Aunque el tiempo pasa y el conocimiento de los otros avanza, tengo la total certeza de que la sapiencia mutua es brutalmente sesgada y que si, se trata de un individuo clasificado fuera de la normalidad marcial, esta sabiduría pierde peso material en proporción a un conocimiento inmensurable y complejo y a la vez más real, aunque no visible.
Dentro de la visibilidad humana algunos no van más allá de lo percibido con los ojos del cuerpo y ni tan siquiera llegan a percibir un mísero deseo en cuerpo propio -he ahí una auténtica piedra de toque para el pequeño gran psicópata, ése escurridizo individuo que se quedó con pata y sin sique, seguramente para evitar disgustos, para no reconocer en la vida más que los caminos hedonistas, perdiéndose sin ni tan siquiera ser consciente y riéndose con menosprecio que todo aquel que transita por otros caminos más austeros.
Después todo, la totalidad del todo no son más que meras opiniones, más o menos refrendadas pero no por ello menos ciertas.
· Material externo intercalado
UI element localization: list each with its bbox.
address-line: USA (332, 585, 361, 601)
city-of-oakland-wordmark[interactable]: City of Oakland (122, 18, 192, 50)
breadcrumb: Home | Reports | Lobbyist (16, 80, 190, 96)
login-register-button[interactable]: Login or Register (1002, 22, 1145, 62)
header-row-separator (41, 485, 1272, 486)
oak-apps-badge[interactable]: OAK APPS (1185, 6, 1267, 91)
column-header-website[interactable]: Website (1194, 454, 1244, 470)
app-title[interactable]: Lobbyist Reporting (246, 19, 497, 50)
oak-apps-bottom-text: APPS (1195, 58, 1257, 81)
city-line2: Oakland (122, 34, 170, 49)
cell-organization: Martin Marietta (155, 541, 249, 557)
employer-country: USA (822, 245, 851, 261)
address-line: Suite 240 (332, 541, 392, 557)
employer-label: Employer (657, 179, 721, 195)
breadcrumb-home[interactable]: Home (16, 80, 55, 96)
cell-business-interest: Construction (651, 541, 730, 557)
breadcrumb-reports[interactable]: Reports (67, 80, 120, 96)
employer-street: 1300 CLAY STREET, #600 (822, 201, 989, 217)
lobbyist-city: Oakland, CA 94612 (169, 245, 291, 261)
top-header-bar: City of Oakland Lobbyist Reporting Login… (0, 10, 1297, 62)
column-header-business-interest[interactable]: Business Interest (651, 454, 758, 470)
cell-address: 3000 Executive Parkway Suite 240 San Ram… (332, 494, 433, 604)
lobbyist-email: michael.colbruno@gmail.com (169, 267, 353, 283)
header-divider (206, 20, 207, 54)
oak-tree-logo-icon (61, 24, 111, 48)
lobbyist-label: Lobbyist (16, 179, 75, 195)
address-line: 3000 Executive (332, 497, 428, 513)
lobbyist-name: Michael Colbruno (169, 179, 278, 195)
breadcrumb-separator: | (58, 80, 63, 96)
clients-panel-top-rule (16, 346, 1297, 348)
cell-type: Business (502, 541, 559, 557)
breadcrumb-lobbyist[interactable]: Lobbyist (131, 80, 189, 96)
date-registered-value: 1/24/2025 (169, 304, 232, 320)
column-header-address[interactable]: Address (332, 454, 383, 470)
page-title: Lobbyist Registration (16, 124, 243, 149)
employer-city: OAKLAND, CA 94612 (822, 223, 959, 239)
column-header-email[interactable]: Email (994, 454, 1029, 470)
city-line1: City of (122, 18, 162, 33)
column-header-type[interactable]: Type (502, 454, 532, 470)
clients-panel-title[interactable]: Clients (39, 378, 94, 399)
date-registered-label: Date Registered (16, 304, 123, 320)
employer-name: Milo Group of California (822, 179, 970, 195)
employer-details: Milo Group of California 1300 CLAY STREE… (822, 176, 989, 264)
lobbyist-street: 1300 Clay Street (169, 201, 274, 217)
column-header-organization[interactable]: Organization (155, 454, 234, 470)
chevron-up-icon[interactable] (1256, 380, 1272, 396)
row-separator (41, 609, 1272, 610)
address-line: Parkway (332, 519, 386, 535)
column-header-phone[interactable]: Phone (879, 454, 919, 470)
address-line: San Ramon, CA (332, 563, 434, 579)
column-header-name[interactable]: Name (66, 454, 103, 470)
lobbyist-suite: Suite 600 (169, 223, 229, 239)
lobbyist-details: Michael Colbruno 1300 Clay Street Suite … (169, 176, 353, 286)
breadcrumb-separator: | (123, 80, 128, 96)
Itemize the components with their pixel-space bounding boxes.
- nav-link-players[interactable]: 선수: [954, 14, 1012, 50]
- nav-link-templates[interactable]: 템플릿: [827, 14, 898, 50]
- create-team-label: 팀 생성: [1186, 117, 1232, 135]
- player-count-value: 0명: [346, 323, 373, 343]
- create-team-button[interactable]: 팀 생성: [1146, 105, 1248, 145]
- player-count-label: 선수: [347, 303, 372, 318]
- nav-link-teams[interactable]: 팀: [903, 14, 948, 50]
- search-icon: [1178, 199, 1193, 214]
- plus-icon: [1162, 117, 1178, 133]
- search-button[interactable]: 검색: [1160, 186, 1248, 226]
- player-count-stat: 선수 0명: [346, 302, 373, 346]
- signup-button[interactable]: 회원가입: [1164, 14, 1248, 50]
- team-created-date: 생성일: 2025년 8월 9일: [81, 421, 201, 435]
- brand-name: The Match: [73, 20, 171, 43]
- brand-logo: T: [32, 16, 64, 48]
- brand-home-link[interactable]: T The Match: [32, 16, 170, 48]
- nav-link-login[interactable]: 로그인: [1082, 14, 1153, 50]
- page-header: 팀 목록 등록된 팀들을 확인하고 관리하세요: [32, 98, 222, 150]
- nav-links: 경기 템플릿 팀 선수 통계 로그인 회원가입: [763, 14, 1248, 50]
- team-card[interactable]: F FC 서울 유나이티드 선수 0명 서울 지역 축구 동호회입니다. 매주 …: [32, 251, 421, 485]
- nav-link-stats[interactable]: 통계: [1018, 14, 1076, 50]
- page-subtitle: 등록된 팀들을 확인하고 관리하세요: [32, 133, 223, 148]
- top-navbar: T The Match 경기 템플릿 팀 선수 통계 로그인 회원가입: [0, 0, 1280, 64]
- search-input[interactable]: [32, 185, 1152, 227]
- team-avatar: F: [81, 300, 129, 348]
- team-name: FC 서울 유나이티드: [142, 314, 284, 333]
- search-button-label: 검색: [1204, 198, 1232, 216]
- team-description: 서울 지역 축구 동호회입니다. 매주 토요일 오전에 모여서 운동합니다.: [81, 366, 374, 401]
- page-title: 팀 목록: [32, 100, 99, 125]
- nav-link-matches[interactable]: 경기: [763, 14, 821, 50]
La verdad más cierta es la que habita dentro de nosotros, esa que generalmente no acostumbramos a compartir, esa que guardamos como el más preciado de los tesoros o quizá como el más capital de los pecados, esa que no sale de nuestra boca, generalmente distinta a la percepción que los ajenos tienen de nosotros.
Nadie sabe lo que sabe el otro, nadie, ni tan siquiera uno mismo. Cualquier partícula queda siempre contaminada, nunca es la misma, nunca se ve igual.
Algunos viven inmersos en el estímulo metálico y picante del clavel escondidos tras los perfumes que transpiran, como hijos perfectos de su lugar de procedencia, aunque en ocasiones, ni ellos mismos lo saben.
Nadie sabe quienes somos, que sentimos, lo que sabemos, lo que podemos llegar a pensar o soñar. Nadie, solo tu.